Das Werk von D’Angelo ist schmal, aber einflussreich. Der US-Künstler hat zwischen 1995 und 2014 gerade einmal drei Soloalben veröffentlicht: „Brown Sugar“, „Voodoo“ und „Black Messiah“. Doch jedes dieser drei Werke hat dem zeitgenössischen R & B jeweils eine neue Richtung gegeben.
Geboren 1974 in Richmond im Bundesstaat Virgina, wächst Michael Eugene Archer in einer religiösen Familie auf. Schon im Kindesalter zeigt sich sein außergewöhnliches musikalisches Talent. Als Dreijähriger spielt er Klavier, mit fünf sitzt er an der Orgel in der Kirchengemeinde seines Vaters. Er singt im Chor und bringt sich Bass, Gitarre und Schlagzeug selbst bei. Ein Mentor beschreibt ihn als „James Brown, Michael Jackson und Prince vereint in einem Zwölfjährigen“.
Anfang der 1990er bricht Archer die Schule ab und geht nach New York. Dort legt er sich den Namen D’Angelo zu, in Anspielung auf den Renaissance-Künstler Michelangelo. Majorlabel beginnen sich für ihn zu interessieren.
Southerngospel und Eastcoast-HipHop
Als 1995 schließlich sein Debüt „Brown Sugar“ erscheint, wird D’Angelo über Nacht zum Star. Aufgenommen mit analogen Instrumenten, verbindet D’Angelo darin den Gesang von Südstaatengospel mit jazzigen Pianofiguren und der Beatästhetik des Ostküsten-HipHop.
Mit der Coverversion von „Cruisin’“ verbeugt er sich vor seinem Idol Smokey Robinson, dessen hohes Falsett seinen Gesang geprägt hat. „Brown Sugar“ wird zum Aushängeschild einer neuen Bewegung, „Neo Soul“, zu der auch Erykah Badu, Maxwell und Tony! Toni! Toné! gezählt werden.

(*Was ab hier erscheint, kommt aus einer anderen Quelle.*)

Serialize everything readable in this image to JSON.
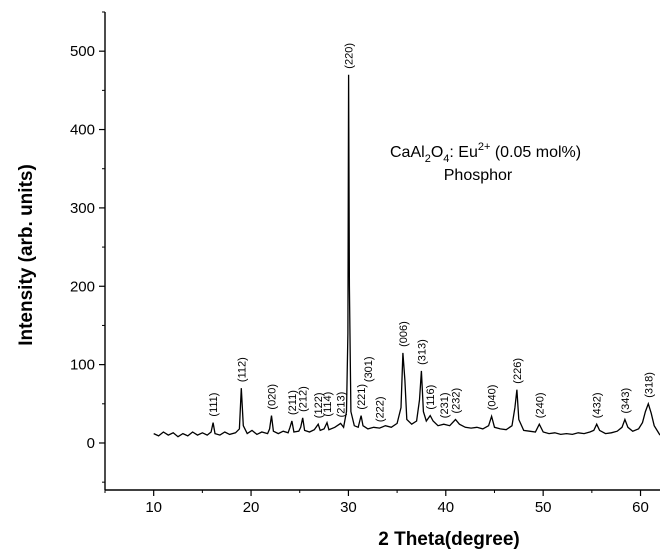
{
  "chart_data": {
    "type": "line",
    "title": "",
    "xlabel": "2 Theta(degree)",
    "ylabel": "Intensity (arb. units)",
    "xlim": [
      5,
      62
    ],
    "ylim": [
      -60,
      550
    ],
    "xticks": [
      10,
      20,
      30,
      40,
      50,
      60
    ],
    "yticks": [
      0,
      100,
      200,
      300,
      400,
      500
    ],
    "annotation": {
      "line1_parts": [
        "CaAl",
        "2",
        "O",
        "4",
        ": Eu",
        "2+",
        " (0.05 mol%)"
      ],
      "line2": "Phosphor"
    },
    "series": [
      {
        "points": [
          [
            10.0,
            12
          ],
          [
            10.5,
            9
          ],
          [
            11.0,
            14
          ],
          [
            11.5,
            10
          ],
          [
            12.0,
            13
          ],
          [
            12.5,
            8
          ],
          [
            13.0,
            12
          ],
          [
            13.5,
            9
          ],
          [
            14.0,
            14
          ],
          [
            14.5,
            10
          ],
          [
            15.0,
            13
          ],
          [
            15.5,
            10
          ],
          [
            15.9,
            14
          ],
          [
            16.1,
            26
          ],
          [
            16.3,
            12
          ],
          [
            16.8,
            10
          ],
          [
            17.3,
            14
          ],
          [
            17.8,
            11
          ],
          [
            18.4,
            13
          ],
          [
            18.8,
            18
          ],
          [
            19.0,
            70
          ],
          [
            19.2,
            22
          ],
          [
            19.6,
            12
          ],
          [
            20.1,
            16
          ],
          [
            20.6,
            11
          ],
          [
            21.1,
            14
          ],
          [
            21.7,
            12
          ],
          [
            21.9,
            18
          ],
          [
            22.1,
            35
          ],
          [
            22.3,
            15
          ],
          [
            22.8,
            12
          ],
          [
            23.3,
            15
          ],
          [
            23.8,
            13
          ],
          [
            24.0,
            20
          ],
          [
            24.2,
            28
          ],
          [
            24.4,
            14
          ],
          [
            24.9,
            15
          ],
          [
            25.1,
            20
          ],
          [
            25.3,
            32
          ],
          [
            25.5,
            16
          ],
          [
            26.0,
            14
          ],
          [
            26.5,
            17
          ],
          [
            26.9,
            24
          ],
          [
            27.1,
            16
          ],
          [
            27.5,
            18
          ],
          [
            27.8,
            26
          ],
          [
            28.0,
            17
          ],
          [
            28.6,
            20
          ],
          [
            29.2,
            25
          ],
          [
            29.5,
            20
          ],
          [
            29.8,
            40
          ],
          [
            29.95,
            140
          ],
          [
            30.02,
            470
          ],
          [
            30.1,
            200
          ],
          [
            30.25,
            40
          ],
          [
            30.6,
            22
          ],
          [
            31.0,
            20
          ],
          [
            31.3,
            35
          ],
          [
            31.5,
            22
          ],
          [
            32.0,
            18
          ],
          [
            32.6,
            20
          ],
          [
            33.2,
            19
          ],
          [
            33.8,
            22
          ],
          [
            34.4,
            20
          ],
          [
            35.0,
            25
          ],
          [
            35.4,
            45
          ],
          [
            35.6,
            115
          ],
          [
            35.8,
            80
          ],
          [
            36.0,
            30
          ],
          [
            36.5,
            24
          ],
          [
            37.0,
            28
          ],
          [
            37.3,
            55
          ],
          [
            37.5,
            92
          ],
          [
            37.7,
            40
          ],
          [
            38.0,
            28
          ],
          [
            38.4,
            35
          ],
          [
            38.7,
            28
          ],
          [
            39.2,
            22
          ],
          [
            39.8,
            24
          ],
          [
            40.4,
            22
          ],
          [
            41.0,
            30
          ],
          [
            41.4,
            24
          ],
          [
            42.0,
            20
          ],
          [
            42.6,
            19
          ],
          [
            43.2,
            20
          ],
          [
            43.8,
            18
          ],
          [
            44.4,
            22
          ],
          [
            44.7,
            34
          ],
          [
            45.0,
            20
          ],
          [
            45.6,
            18
          ],
          [
            46.2,
            17
          ],
          [
            46.8,
            22
          ],
          [
            47.1,
            45
          ],
          [
            47.3,
            68
          ],
          [
            47.5,
            30
          ],
          [
            48.0,
            16
          ],
          [
            48.6,
            15
          ],
          [
            49.2,
            14
          ],
          [
            49.6,
            24
          ],
          [
            50.0,
            14
          ],
          [
            50.6,
            12
          ],
          [
            51.2,
            13
          ],
          [
            51.8,
            11
          ],
          [
            52.4,
            12
          ],
          [
            53.0,
            11
          ],
          [
            53.6,
            13
          ],
          [
            54.2,
            12
          ],
          [
            54.8,
            14
          ],
          [
            55.2,
            16
          ],
          [
            55.5,
            24
          ],
          [
            55.8,
            16
          ],
          [
            56.4,
            12
          ],
          [
            57.0,
            13
          ],
          [
            57.6,
            15
          ],
          [
            58.1,
            20
          ],
          [
            58.4,
            30
          ],
          [
            58.7,
            20
          ],
          [
            59.2,
            15
          ],
          [
            59.8,
            18
          ],
          [
            60.2,
            26
          ],
          [
            60.5,
            40
          ],
          [
            60.8,
            50
          ],
          [
            61.1,
            38
          ],
          [
            61.4,
            22
          ],
          [
            62.0,
            10
          ]
        ]
      }
    ],
    "peak_labels": [
      {
        "text": "(111)",
        "x": 16.1,
        "y": 26
      },
      {
        "text": "(112)",
        "x": 19.0,
        "y": 70
      },
      {
        "text": "(020)",
        "x": 22.1,
        "y": 35
      },
      {
        "text": "(211)",
        "x": 24.2,
        "y": 28
      },
      {
        "text": "(212)",
        "x": 25.3,
        "y": 32
      },
      {
        "text": "(122)",
        "x": 26.9,
        "y": 24
      },
      {
        "text": "(114)",
        "x": 27.8,
        "y": 26
      },
      {
        "text": "(213)",
        "x": 29.2,
        "y": 25
      },
      {
        "text": "(220)",
        "x": 30.02,
        "y": 470
      },
      {
        "text": "(221)",
        "x": 31.3,
        "y": 35
      },
      {
        "text": "(301)",
        "x": 32.0,
        "y": 70
      },
      {
        "text": "(222)",
        "x": 33.2,
        "y": 19
      },
      {
        "text": "(006)",
        "x": 35.6,
        "y": 115
      },
      {
        "text": "(313)",
        "x": 37.5,
        "y": 92
      },
      {
        "text": "(116)",
        "x": 38.4,
        "y": 35
      },
      {
        "text": "(231)",
        "x": 39.8,
        "y": 24
      },
      {
        "text": "(232)",
        "x": 41.0,
        "y": 30
      },
      {
        "text": "(040)",
        "x": 44.7,
        "y": 34
      },
      {
        "text": "(226)",
        "x": 47.3,
        "y": 68
      },
      {
        "text": "(240)",
        "x": 49.6,
        "y": 24
      },
      {
        "text": "(432)",
        "x": 55.5,
        "y": 24
      },
      {
        "text": "(343)",
        "x": 58.4,
        "y": 30
      },
      {
        "text": "(318)",
        "x": 60.8,
        "y": 50
      }
    ]
  }
}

Nach einer ausgedehnten Tour taucht D’Angelo ab. Mit einer losen Gruppe befreundeter Musiker*innen, darunter der Schlagzeuger Questlove und Bassist Pino Palladino, mietet er ein Tonstudio in Manhattan an. Vor jeder Session hören die Beteiligten Musik von Stevie Wonder, Sly Stone und weiteren Stars oder schauen Aufzeichnungen der TV-Show „Soul Train“. Inspiriert davon, jammen sie.
Ölschimmernde Funkgrooves
Am Ende dieses dreijährigen Prozesses steht „Voodoo“ (2000), D’Angelos Meisterwerk voller schwerer, ölschimmernder Funkgrooves. Das Video zur Single „Untitled“ setzt hingegen einen anderen Akzent. Eine Kamera umkreist den nackten, durchtrainierten Oberkörper von D’Angelo. Im Vergleich zu massig-muskulösen Rapstars wie DMX wirkt der Sänger wie ein Sexsymbol, maskulin und feinfühlig zugleich.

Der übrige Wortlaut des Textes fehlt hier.